A high-tech plastic materials manufacturing company in Guangdong province filed a law-suit against its former employee, Mr. Chen, after realizing that Mr. Chen, a former sales employee of the company for six years, had been granted a utility model patent right related to the core technology of the company. The said utility model patent right, entitled “An Apparatus for the Printing and Transmission of an Automatic Printer,” with Mr. Chen being both the inventor and the patentee, was filed within one month after his resignation from the Guangdong company. The Intermediate Court first concluded that since the invention-creation was invented within one year from Mr. Chen’s resignation, and Mr. Chen’s previous employment as a sales representative with the company gave him the opportunity to obtain the knowledge, technique, experience and information, including confidential and non-disclosed information of the patented technology, the ownership of the utility model patent should belong to the Guangdong company.
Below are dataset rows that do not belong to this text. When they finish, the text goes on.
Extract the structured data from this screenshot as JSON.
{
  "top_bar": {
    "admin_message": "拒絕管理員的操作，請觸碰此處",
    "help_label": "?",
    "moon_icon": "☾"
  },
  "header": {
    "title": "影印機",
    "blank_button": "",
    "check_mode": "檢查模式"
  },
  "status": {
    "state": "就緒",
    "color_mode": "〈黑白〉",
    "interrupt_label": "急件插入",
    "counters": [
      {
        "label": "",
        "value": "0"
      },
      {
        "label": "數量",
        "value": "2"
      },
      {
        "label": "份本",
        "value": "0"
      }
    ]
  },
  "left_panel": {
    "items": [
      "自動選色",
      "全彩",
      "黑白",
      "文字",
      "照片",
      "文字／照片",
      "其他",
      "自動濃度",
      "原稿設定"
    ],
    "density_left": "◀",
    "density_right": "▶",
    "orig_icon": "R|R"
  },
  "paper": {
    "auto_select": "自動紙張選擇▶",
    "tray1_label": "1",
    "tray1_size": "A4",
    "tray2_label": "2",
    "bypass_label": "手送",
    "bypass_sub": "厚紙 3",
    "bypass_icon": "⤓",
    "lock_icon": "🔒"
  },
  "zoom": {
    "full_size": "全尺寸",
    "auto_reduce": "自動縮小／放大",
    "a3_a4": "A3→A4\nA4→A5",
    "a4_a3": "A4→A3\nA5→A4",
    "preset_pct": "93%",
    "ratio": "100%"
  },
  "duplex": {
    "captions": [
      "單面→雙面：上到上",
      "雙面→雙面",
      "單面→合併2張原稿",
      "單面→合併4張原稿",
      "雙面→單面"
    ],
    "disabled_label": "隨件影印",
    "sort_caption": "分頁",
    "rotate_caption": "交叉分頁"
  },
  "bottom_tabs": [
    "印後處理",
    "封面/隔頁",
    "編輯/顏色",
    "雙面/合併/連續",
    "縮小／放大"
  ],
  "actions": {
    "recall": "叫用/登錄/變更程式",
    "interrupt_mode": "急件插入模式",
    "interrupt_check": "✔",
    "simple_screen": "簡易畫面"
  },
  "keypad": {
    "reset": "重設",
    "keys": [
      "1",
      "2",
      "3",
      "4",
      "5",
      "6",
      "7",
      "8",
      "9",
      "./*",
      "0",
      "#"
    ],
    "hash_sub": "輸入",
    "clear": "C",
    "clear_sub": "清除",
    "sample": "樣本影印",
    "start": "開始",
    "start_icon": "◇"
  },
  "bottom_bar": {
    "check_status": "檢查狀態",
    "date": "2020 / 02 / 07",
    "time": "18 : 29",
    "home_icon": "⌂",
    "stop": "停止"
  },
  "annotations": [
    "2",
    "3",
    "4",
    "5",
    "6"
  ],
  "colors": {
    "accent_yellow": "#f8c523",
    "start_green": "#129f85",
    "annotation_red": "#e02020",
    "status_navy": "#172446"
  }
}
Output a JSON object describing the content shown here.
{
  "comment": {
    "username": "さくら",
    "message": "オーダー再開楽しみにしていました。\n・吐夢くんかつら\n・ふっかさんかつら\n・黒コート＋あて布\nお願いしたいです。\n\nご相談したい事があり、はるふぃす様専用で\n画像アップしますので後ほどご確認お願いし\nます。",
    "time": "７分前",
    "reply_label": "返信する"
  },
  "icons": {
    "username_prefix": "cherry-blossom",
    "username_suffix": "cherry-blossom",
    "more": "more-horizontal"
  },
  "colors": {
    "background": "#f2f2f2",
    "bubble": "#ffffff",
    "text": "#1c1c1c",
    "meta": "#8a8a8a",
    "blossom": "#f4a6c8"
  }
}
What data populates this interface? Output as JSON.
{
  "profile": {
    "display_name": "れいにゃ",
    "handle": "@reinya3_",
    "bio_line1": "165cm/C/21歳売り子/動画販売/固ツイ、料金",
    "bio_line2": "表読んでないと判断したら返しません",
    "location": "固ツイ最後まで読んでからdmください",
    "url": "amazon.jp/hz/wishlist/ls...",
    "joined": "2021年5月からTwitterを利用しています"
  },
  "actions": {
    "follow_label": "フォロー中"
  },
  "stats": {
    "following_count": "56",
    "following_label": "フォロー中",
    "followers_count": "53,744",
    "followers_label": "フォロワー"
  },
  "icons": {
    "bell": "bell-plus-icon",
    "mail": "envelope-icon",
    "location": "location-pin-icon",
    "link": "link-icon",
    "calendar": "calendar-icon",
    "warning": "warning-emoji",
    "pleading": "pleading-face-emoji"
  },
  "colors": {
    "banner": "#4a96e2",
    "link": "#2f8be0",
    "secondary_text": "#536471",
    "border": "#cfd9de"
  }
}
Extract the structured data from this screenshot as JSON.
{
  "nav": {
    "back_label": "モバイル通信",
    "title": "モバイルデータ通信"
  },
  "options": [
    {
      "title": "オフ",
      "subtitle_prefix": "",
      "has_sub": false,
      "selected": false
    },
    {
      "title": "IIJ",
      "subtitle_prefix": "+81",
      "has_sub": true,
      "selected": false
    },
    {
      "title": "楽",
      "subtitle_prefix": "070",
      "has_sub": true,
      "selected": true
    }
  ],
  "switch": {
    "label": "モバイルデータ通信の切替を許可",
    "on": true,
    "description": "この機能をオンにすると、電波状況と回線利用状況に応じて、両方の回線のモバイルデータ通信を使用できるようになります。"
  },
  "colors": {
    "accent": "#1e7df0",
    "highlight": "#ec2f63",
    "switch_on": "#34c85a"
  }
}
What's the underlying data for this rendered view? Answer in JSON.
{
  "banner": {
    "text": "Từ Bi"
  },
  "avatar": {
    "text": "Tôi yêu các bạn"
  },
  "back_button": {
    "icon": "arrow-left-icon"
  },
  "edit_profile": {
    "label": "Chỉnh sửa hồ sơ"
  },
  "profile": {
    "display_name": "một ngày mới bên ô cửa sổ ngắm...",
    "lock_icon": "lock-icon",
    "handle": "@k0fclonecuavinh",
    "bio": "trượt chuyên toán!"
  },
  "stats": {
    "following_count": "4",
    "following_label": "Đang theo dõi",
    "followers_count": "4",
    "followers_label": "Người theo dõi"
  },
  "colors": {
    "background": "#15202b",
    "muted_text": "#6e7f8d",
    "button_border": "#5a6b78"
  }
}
Up until this stage, the decision was in conformity with historical understanding of service invention-creation ownership. However, the final decision made by the Supreme Court after Mr. Chen’s appeal was controversial. In the Supreme Court, the collegiate bench considered that only if the patent right in dispute fulfilled one of the following two requirements, should the right be deemed as service invention-creation: 1) [any invention-creation made] within one year from his resignation, retirement or change of work, where the invention-creation relates to his own duty or the other task entrusted to him by the entity to which he previously belonged; 2) [any invention-creation made using] the entity's money, equipment, spare parts, raw materials or technical materials which are not disclosed to the public.
The final ruling overruled the decision made by the Intermediate Court based on the interpretation that since Mr. Chen was only involved in sales-related duties and the company could not provide sufficient evidence of his involvement in any R&D duties, or that the invention-creation was made using the company’s money, equipment, spare parts, raw materials or other physical conditions, the invention-creation filed by Mr. Chen did not belong to service invention-creation. The Supreme Court further stated that in order to protect the rights of the labor, unless otherwise stated in the law, regulations, or contracts, no entity shall have the rights to restrict or constrain a former employee from utilizing the skills obtained during his or her employment. Mr. Chen using the skills obtained during his employment with the Guangdong company in developing his own invention-creation is therefore natural and reasonable.